Now, I have seeded some fees into the db, and have put some radiobuttons on my form_for @quote using fields_for. The values of the radiobuttons are simply ids of the records.

Here is the troubling part, the controller:

def create
  @quote = Quote.new(quote_params)
  ...

end

def quote_params
  params.require(:quote).permit(:amount_from, fee_attributes: [:id])
end

From my understanding, automagically Rails should fetch fee record with some id, but there is some mystic error instead.

params hash is: "quote"=>{"amount_from"=>"1200", "fee_attributes"=>{"id"=>"1"}}

Log tail:

Completed 404 Not Found in 264ms

ActiveRecord::RecordNotFound (Couldn't find Fee with ID=1 for Quote with ID=)
  app/controllers/quotes_controller.rb:14:in `create'

I really don't understand what is going on here, have read Rails association guide, googled for hour for all info, but to no avail.

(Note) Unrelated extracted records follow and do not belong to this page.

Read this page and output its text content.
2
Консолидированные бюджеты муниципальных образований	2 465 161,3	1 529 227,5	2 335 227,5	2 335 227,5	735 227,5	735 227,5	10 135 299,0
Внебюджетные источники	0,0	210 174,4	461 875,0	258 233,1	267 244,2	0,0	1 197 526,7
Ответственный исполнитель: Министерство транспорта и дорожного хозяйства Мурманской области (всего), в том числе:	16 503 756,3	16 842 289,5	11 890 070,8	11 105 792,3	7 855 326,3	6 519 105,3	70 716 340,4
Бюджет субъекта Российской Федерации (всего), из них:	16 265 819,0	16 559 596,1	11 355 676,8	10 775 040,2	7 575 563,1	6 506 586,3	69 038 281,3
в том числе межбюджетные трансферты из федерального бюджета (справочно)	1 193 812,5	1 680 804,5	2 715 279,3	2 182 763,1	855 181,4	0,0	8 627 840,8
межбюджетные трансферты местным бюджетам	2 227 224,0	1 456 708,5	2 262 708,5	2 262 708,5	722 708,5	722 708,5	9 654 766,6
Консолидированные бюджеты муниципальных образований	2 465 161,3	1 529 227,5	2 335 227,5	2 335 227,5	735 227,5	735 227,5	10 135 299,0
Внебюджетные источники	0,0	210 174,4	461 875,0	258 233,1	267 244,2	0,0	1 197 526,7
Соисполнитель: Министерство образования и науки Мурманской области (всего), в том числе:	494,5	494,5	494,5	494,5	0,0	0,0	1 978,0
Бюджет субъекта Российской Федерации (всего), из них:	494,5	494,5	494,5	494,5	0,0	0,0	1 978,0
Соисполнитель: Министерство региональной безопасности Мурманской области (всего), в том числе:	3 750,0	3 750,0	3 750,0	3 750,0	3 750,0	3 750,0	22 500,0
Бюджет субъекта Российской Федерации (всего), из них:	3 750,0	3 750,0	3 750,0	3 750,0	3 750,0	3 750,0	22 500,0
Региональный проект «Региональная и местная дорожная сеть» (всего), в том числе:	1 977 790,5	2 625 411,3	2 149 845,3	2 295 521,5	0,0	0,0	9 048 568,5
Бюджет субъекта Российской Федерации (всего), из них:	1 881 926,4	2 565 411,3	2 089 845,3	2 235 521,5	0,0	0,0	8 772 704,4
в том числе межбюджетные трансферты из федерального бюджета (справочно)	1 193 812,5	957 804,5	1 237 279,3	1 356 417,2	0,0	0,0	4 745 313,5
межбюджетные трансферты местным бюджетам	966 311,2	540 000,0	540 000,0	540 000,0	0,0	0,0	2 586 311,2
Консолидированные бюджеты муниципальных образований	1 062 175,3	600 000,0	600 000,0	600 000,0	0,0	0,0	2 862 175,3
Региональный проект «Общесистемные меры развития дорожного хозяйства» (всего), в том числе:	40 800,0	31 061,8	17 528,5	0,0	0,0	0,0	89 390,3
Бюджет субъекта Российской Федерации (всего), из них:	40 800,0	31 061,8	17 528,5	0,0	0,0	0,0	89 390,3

What I want to achieve here is to understand the correct "Rails way" to fetch some associations for new Quote object using some params I've put in the form.


Solution

  • Guess I got nested_attributes_for wrong, somehow thought it would call Fee.find automagically. I've opted for ditching fields_for helpers from the form and rendering fields manually like

    radio_button_tag 'fee[id]', fee.id

    Then in controller I have 2 params methods now:

      def quote_params
        params.require(:quote).permit(:amount_from)
      end
    
      def fee_params
        params.require(:fee).permit(:id)
      end
    

    And my action looks like

     def create
        @quote = Quote.new(quote_params)
        @quote.fee = Fee.find(fee_params[:id])
        ...
    

    Any additions on best practices when one has to handle lots of different objects with not so straight init logic are welcome.